Another common myth about Proposition 13 — and this one was recently printed in an Associated Press story that was picked up by at least a dozen newspapers — is that Proposition 13 is responsible for the two-thirds vote for local bonds that must be repaid exclusively by property owners.

In fact, the two-thirds vote for local bonds dates back to the California Constitution of 1879 when the framers recognized that not all voters were obligated to pay the higher taxes that result from bond approval, and decided to level the playing field. The two-thirds vote for these bonds remained in force until the year 2000 when a handful of Silicon Valley multi-millionaires and billionaires spent almost $60 million campaigning to change the law, and succeeded with the passage of Proposition 39 in November of that year. Still, many editorial writers continue to blame or credit Proposition 13 for the two-thirds vote passing standard.

Proposition 13 authors Howard Jarvis and Paul Gann saw no need to add this provision to Proposition 13 because it was already in the state constitution. Instead, they used it as an example and wrote Proposition 13 to require a two-thirds vote for local special purpose taxes and for the Legislature to pass new state taxes. However, most homeowners justifiably regard the two-thirds vote for bonds and Proposition 13 as integral parts of the foundation of taxpayer protections in California.

Then there are the pundits — a former editor of the Sacramento Bee prominent amongst them — who wistfully lament the loss of the “good old days” prior to Proposition 13 when state government, they maintain, performed responsibly and well and enjoyed a good reputation.

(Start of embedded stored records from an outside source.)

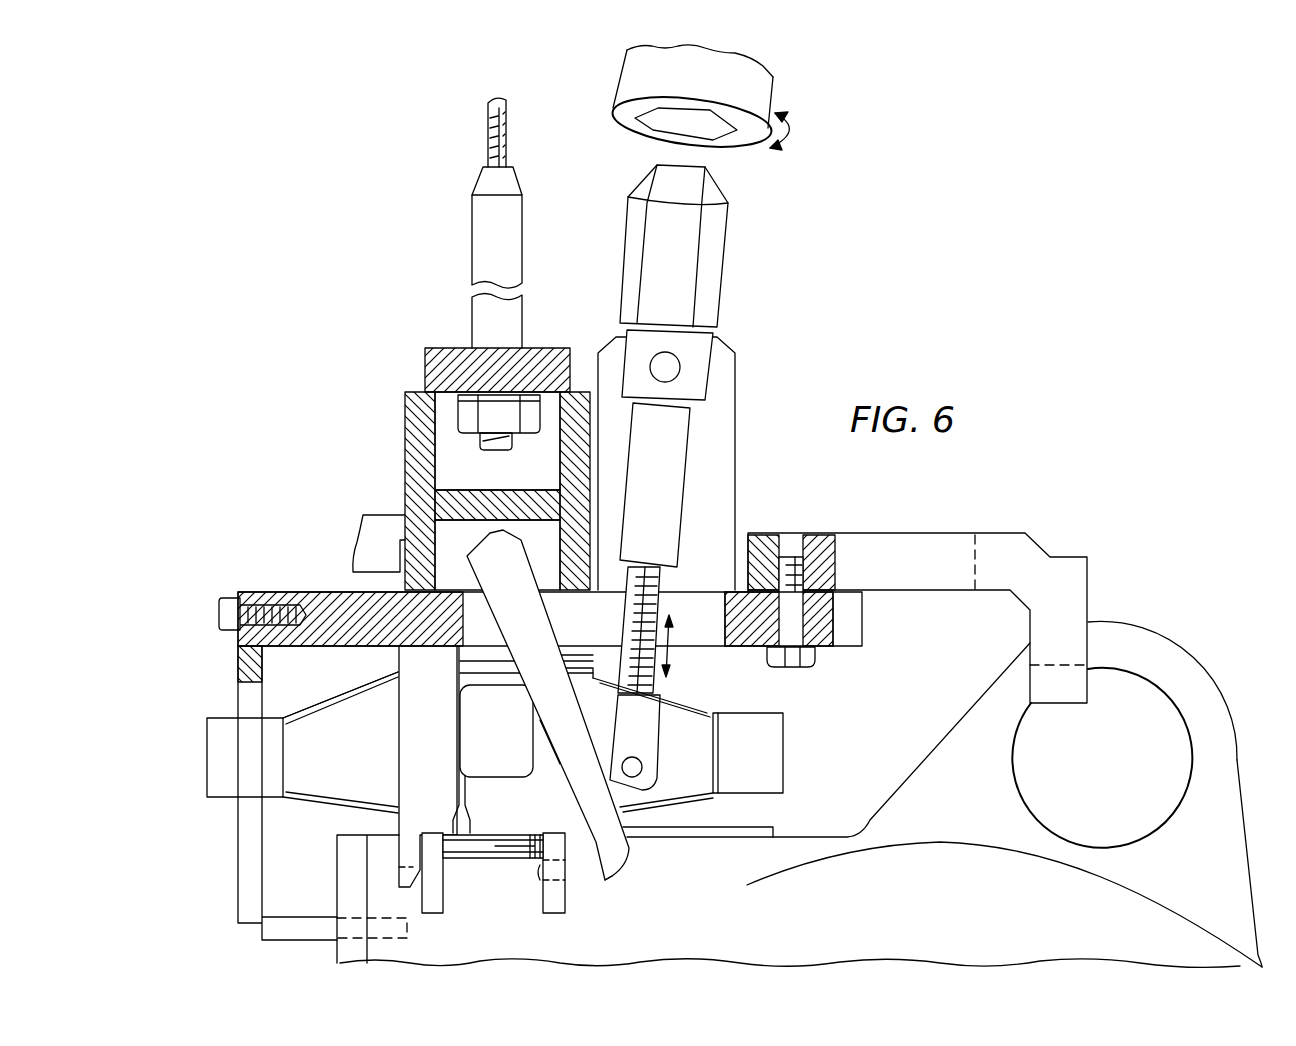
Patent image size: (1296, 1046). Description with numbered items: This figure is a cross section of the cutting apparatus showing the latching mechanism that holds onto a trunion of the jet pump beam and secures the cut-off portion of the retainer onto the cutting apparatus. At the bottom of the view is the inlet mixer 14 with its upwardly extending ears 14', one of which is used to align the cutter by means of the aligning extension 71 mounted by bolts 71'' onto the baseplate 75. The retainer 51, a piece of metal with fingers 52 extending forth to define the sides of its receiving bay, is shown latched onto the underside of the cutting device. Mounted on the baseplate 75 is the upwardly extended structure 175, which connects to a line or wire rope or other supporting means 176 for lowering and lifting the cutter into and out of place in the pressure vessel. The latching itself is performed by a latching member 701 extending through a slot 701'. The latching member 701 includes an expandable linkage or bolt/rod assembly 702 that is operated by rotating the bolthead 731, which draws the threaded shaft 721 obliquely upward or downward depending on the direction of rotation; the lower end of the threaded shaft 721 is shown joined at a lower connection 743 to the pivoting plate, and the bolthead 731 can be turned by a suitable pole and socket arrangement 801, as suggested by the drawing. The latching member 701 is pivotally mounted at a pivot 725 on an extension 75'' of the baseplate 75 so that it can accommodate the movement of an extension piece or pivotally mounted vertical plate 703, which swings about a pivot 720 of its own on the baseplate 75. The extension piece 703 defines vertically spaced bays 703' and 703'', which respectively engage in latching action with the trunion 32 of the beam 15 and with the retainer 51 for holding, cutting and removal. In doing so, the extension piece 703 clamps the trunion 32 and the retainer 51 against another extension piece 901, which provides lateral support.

The inlet mixer 14 is at (801, 805).
The ears of the inlet mixer 14' is at (1145, 734).
The beam 15 is at (343, 758).
The trunion 32 is at (503, 735).
The retainer 51 is at (551, 834).
The fingers 52 is at (553, 903).
The aligning extension 71 is at (947, 594).
The bolts 71'' is at (817, 629).
The baseplate 75 is at (540, 727).
The extension of the baseplate 75'' is at (699, 463).
The upwardly extended structure 175 is at (472, 238).
The supporting means 176 is at (478, 136).
The latching member 701 is at (702, 480).
The slot 701' is at (655, 661).
The expandable linkage 702 is at (675, 491).
The extension piece 703 is at (548, 705).
The bay 703' is at (561, 757).
The bay 703'' is at (619, 872).
The pivot 720 is at (505, 554).
The threaded shaft 721 is at (630, 617).
The pivot 725 is at (688, 368).
The bolthead 731 is at (720, 241).
The lower pivot block 743 is at (648, 766).
The pole/socket arrangement 801 is at (775, 82).
The extension piece 901 is at (397, 738).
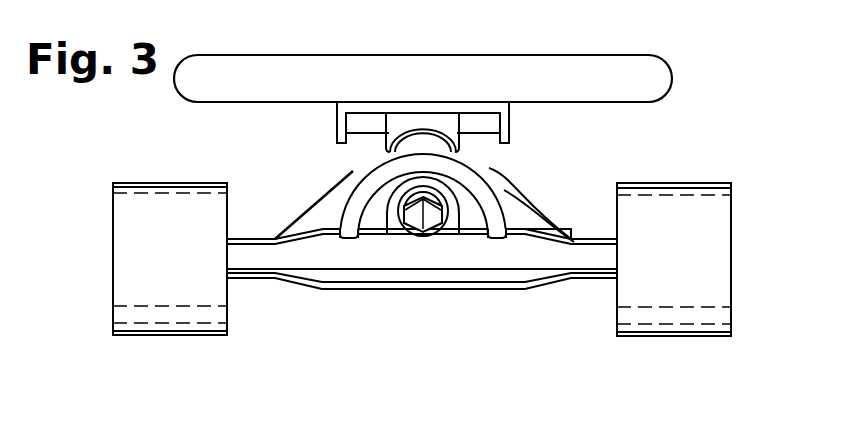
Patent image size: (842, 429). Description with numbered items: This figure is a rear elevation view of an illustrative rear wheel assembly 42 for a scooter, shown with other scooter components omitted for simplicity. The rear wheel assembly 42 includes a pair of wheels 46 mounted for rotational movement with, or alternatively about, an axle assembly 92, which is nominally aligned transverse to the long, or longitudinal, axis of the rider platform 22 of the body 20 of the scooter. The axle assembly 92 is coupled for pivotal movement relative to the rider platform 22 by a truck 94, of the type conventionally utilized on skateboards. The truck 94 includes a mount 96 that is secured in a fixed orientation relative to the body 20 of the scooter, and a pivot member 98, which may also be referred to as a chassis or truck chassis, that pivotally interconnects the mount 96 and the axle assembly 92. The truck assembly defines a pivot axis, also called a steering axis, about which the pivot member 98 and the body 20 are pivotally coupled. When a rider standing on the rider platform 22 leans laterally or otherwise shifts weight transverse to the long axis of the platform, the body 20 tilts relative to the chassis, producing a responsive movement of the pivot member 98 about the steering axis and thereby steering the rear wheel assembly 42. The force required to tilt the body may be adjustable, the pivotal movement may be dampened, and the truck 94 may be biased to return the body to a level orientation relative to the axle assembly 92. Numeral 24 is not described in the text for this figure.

They would have us believe that if the people had not interfered using the initiative process, government would have all the money it needs and our state and its residents would enjoy everlasting prosperity.

After reading these flights of fantasy, one has to ask if these writers actually lived in California prior to Proposition 13 — a time when Jerry Brown, and his stalwart chief-of-staff, Gray Davis, presided over a chaotic government that accumulated a massive surplus while turning a blind eye to the thousands of people who were losing their homes due to property tax increases that could double in a year’s time.

But in spite of all these groundless attacks, as Joel Fox, the author of the new book, the “Legend of Proposition 13,” has written, “the people get it.” They understand that Proposition 13 was a profound step made necessary when elected representatives ignored their pressing need for tax relief. They understand and appreciate that Proposition 13 for the first time gave certainty to the taxpayer instead of the tax collector.

Two hundred and fifty Proposition 13 supporters who gathered in Los Angeles on a recent Tuesday night to celebrate its silver anniversary “get it,” too.

They enthusiastically welcomed economist Arthur Laffer, Wall Street Journal editorial writer John Fund, United States Treasurer Rosario Marin, and Arnold “The Terminator” Schwarzenegger, who paid tribute to Howard Jarvis and Proposition 13.

A common thread through the evening was discussion of the fiscal mess that the governor and the Legislature have created by massive overspending.

Regrettably, the massive overspending is putting huge pressure on our political elites to raise taxes even more. Thank heaven for Proposition 13, both as a constitutional amendment and as the frequently described “third rail” of California politics.

Destroying Proposition 13 will not be easy, but they will try.

Jon Coupal is an attorney and president of the Howard Jarvis Taxpayers Association.